TEPPFA position paper: PVC pipes fit for the hydrogen economy06/09/2021
PVC pipe highlights at Plastic Pipes XX – Day 207/09/2021
The Plastic Pipes XX conference was originally scheduled to take place in September 2020 in Amsterdam, the Netherlands, but due to the coronavirus pandemic it was postponed to 6-8 September 2021. Continuing restrictions in the Netherlands mean the physical conference is limited to 120 attendees, with options to follow the event online.
For the PVC piping industry, Day 1 of PPXX provided many new insights. General Manager Ludo Debever from TEPPFA presented the voluntary commitments by TEPPFA member companies to increase uptake of recycled PVC material in new pipes, in line with the EU Circular Economy Action Plan and European Green Deal.
Next, Stefan Fokken from additive producer Baerlocher presented how Europe led the way to replace lead with sustainable Ca-Zn stabiliser systems for PVC pipes. This happened voluntarily through Vinyl 2010 and later VinylPlus. Now, China and India are following in the footsteps of Europe.
Due to Covid19 restrictions Andrew White from FP-Pigments in the UK was unable to attend in person. His pre-recorded presentation announced a new generation of high opacity pigments able to partly replace conventional TiO2 in PVC pipe formulation. According to Andrew White, using the new pigments allow reducing the cost and carbon footprints of the formulation.
Dr. Enrico Boccaleri from Università del Piemonte Orientale (Italy) presented novel research on nanostructured materials as additives for PVC water and sewer pipes. According to Dr. Boccaleri the most striking improvements were observed in the mechanical performances, where an enhancement in rigidity and a simultaneous increase in tensile strength and elongation (i.e. nanoreinforcement) were found at low concentrations of nanoparticles.
Andreas Frank from The Polymer Competence Center Leoben in Austria concluded the day.
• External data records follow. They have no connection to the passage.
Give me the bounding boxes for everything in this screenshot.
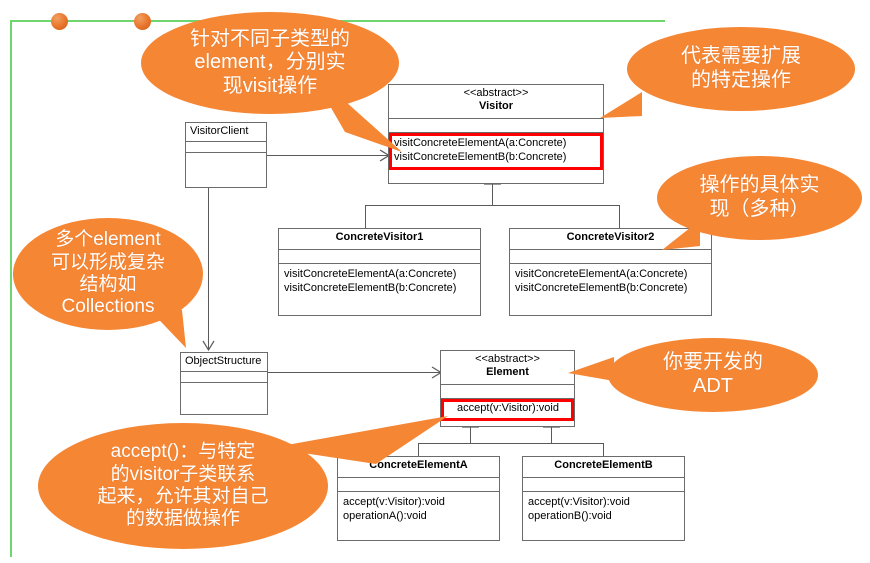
operation-row: accept(v:Visitor):void [446,401,570,415]
class-attributes-concrete-visitor1 [279,250,480,264]
callout-accept-desc: accept()：与特定 的visitor子类联系 起来，允许其对自己 的数据做… [38,423,328,549]
bullet-dot-first [51,13,68,30]
operation-row: visitConcreteElementB(b:Concrete) [394,150,599,164]
callout-text: accept()：与特定 的visitor子类联系 起来，允许其对自己 的数据做… [38,423,328,549]
operation-row: accept(v:Visitor):void [528,495,680,509]
callout-text: 操作的具体实 现（多种） [657,156,862,240]
class-operations-concrete-element-b: accept(v:Visitor):void operationB():void [523,492,684,526]
connector-element-bus-stub-a [470,426,471,443]
class-operations-element: accept(v:Visitor):void [441,399,574,418]
operation-row: visitConcreteElementB(b:Concrete) [284,281,476,295]
callout-text: 针对不同子类型的 element，分别实 现visit操作 [141,12,399,114]
connector-visitor-inherit-bus [365,205,619,206]
class-operations-visitor: visitConcreteElementA(a:Concrete) visitC… [389,133,603,167]
callout-text: 多个element 可以形成复杂 结构如 Collections [13,218,203,330]
operation-row: visitConcreteElementA(a:Concrete) [394,136,599,150]
connector-visitor-bus-stub [492,183,493,205]
connector-element-bus-stub-b [551,426,552,443]
class-header-concrete-element-b: ConcreteElementB [523,457,684,478]
class-box-visitor[interactable]: <<abstract>> Visitor visitConcreteElemen… [388,84,604,184]
class-box-element[interactable]: <<abstract>> Element accept(v:Visitor):v… [440,350,575,427]
connector-cv2-riser [619,205,620,228]
callout-multi-element: 多个element 可以形成复杂 结构如 Collections [13,218,203,330]
arrowhead-visitorclient-to-objectstructure [201,340,216,352]
class-box-concrete-visitor1[interactable]: ConcreteVisitor1 visitConcreteElementA(a… [278,228,481,316]
callout-concrete-impl: 操作的具体实 现（多种） [657,156,862,240]
operation-row: operationA():void [343,509,495,523]
operation-row: operationB():void [528,509,680,523]
callout-text: 你要开发的 ADT [608,338,818,412]
class-operations-concrete-element-a: accept(v:Visitor):void operationA():void [338,492,499,526]
class-operations-concrete-visitor1: visitConcreteElementA(a:Concrete) visitC… [279,264,480,298]
class-attributes-concrete-element-b [523,478,684,492]
class-header-element: <<abstract>> Element [441,351,574,385]
class-name-element: Element [486,366,529,378]
class-name-visitor-client: VisitorClient [190,125,249,137]
class-box-visitor-client[interactable]: VisitorClient [185,122,267,188]
connector-cv1-riser [365,205,366,228]
class-header-concrete-visitor1: ConcreteVisitor1 [279,229,480,250]
class-box-concrete-element-b[interactable]: ConcreteElementB accept(v:Visitor):void … [522,456,685,541]
class-attributes-visitor [389,119,603,133]
class-attributes-element [441,385,574,399]
callout-visit-impl: 针对不同子类型的 element，分别实 现visit操作 [141,12,399,114]
class-attributes-object-structure [181,372,267,383]
frame-left-line [10,20,12,557]
class-name-concrete-visitor1: ConcreteVisitor1 [336,231,424,243]
connector-objectstructure-to-element [268,372,440,373]
class-stereotype-element: <<abstract>> [445,353,570,366]
operation-row: visitConcreteElementA(a:Concrete) [515,267,707,281]
operation-row: visitConcreteElementA(a:Concrete) [284,267,476,281]
callout-your-adt: 你要开发的 ADT [608,338,818,412]
class-header-visitor-client: VisitorClient [186,123,266,142]
class-name-visitor: Visitor [479,100,513,112]
callout-extend-op: 代表需要扩展 的特定操作 [627,27,855,111]
class-name-concrete-element-b: ConcreteElementB [554,459,652,471]
class-operations-concrete-visitor2: visitConcreteElementA(a:Concrete) visitC… [510,264,711,298]
class-name-concrete-visitor2: ConcreteVisitor2 [567,231,655,243]
class-stereotype-visitor: <<abstract>> [393,87,599,100]
operation-row: accept(v:Visitor):void [343,495,495,509]
callout-text: 代表需要扩展 的特定操作 [627,27,855,111]
class-attributes-visitor-client [186,142,266,153]
class-header-visitor: <<abstract>> Visitor [389,85,603,119]
slide-canvas: <<abstract>> Visitor visitConcreteElemen… [0,0,870,563]
class-attributes-concrete-element-a [338,478,499,492]
operation-row: visitConcreteElementB(b:Concrete) [515,281,707,295]
connector-ceb-riser [603,443,604,456]
class-box-object-structure[interactable]: ObjectStructure [180,352,268,415]
connector-visitorclient-to-objectstructure [208,188,209,350]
His paper focused on slow crack growth of reprocessed PVC. In the study PVC-U pipe compounds with three different K values were manufactured and characterized. These compounds were repeatedly shredded and remanufactured up to ten times and tested after every reprocessing step. The SCG failure curves showed that even after ten reprocessing steps the SCG resistance was not influenced significantly, confirming the high recyclability of the compounds.